I felt an upwelling of nostalgia for dear River Falls when 21 inches of snow fell on the Washington D.C. area the night before our church choir (I sing bass) was scheduled to put on its big Christmas-season concert―“Amahl and the Night Visitors.” The church was incapable of plowing its parking lot, streets were impassable, the snow stopped everything in town except the esteemed members of Congress―I almost said “those idiots”―who were still mucking around with the health bill. So I longed affectionately for the old fellows who faithfully and competently plow the state highway, then the county roads, then finally the tertiary roads in Pierce County. In 1966 we were renting a farm house on a back road outside R.F., and when the old guy finally came chugging up my driveway with his snowplow I gestured through my kitchen window―coffee percolator in one hand, bottle of whiskey in the other hand.
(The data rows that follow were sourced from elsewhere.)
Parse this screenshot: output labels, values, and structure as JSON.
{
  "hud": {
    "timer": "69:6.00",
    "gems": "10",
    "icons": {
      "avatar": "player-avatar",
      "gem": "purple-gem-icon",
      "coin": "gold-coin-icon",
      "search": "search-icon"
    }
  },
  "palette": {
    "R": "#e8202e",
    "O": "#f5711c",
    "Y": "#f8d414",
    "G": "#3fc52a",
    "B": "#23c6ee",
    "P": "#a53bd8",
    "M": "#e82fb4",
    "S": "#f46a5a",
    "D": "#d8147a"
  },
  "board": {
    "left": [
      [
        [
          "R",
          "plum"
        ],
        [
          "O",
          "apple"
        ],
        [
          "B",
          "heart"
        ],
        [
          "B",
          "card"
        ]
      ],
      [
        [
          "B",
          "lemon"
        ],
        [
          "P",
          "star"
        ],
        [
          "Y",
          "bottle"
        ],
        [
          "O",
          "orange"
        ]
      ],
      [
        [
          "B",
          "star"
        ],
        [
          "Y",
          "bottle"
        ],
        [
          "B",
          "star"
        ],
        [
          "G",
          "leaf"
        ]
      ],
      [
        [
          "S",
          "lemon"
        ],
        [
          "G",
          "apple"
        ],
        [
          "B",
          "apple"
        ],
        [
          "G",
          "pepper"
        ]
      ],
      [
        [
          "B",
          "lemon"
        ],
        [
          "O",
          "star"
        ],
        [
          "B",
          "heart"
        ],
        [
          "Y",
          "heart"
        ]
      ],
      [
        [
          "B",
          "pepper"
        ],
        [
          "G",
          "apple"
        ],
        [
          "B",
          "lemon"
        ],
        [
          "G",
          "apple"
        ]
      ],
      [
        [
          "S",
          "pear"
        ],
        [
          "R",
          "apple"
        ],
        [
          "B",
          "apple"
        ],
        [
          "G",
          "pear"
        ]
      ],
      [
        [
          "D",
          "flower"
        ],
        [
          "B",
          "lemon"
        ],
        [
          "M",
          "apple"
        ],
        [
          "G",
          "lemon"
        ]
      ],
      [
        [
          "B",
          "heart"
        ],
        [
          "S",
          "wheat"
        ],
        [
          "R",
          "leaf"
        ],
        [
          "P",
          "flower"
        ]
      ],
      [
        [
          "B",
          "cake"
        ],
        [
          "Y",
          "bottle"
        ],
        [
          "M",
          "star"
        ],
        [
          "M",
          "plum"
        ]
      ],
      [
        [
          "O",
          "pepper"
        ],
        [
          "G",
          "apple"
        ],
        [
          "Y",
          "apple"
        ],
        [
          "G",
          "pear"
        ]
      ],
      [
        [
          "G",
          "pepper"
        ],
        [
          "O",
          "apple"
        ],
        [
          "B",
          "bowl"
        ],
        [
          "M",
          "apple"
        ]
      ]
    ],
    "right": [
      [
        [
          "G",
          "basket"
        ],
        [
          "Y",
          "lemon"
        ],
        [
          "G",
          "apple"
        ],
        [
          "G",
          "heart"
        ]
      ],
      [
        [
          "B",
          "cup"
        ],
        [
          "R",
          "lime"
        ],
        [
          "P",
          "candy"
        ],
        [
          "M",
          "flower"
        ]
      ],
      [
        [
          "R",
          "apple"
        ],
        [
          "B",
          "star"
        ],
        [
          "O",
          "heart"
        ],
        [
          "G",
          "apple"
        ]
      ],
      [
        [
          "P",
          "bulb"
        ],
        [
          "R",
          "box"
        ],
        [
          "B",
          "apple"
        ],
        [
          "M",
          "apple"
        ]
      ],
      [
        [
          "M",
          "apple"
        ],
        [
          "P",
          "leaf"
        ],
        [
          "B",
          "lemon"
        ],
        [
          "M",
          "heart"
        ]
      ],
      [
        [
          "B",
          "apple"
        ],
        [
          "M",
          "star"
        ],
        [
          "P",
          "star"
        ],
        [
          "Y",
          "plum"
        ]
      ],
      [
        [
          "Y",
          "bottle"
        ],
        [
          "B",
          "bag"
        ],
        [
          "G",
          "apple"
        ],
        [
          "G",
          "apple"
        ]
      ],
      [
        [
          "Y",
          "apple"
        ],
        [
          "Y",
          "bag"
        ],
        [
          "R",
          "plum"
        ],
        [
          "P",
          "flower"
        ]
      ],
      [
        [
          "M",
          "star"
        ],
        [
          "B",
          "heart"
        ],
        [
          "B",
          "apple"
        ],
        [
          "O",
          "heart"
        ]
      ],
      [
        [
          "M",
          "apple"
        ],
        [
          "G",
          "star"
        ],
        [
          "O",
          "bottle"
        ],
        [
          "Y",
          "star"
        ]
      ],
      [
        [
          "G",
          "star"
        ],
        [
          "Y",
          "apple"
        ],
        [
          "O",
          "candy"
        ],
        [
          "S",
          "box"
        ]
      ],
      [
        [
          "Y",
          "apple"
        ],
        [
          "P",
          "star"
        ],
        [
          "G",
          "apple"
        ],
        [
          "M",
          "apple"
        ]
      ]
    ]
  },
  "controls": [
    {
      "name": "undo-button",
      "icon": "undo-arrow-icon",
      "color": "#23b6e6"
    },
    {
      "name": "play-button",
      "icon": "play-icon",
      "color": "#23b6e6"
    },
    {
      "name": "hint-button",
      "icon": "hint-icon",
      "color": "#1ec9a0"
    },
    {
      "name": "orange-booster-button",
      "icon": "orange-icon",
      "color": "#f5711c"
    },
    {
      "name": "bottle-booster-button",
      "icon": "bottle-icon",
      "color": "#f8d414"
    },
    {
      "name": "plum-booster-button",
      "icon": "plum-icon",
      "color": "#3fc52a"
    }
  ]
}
He waved, shook his head, and chugged on. Nothing like that in D.C.
Why are Ronnie and I now on the 17th floor of a retirement community in Arlington? Because our children decreed that we have to be close to one of them―we NEED SUPERVISION, they say. So we go where our son Paul and his family go. Last year he was Senior Re-search Scholar at Stanford, this year he’s Assistant Secretary of Defense and right now he’s sending aid to Haiti.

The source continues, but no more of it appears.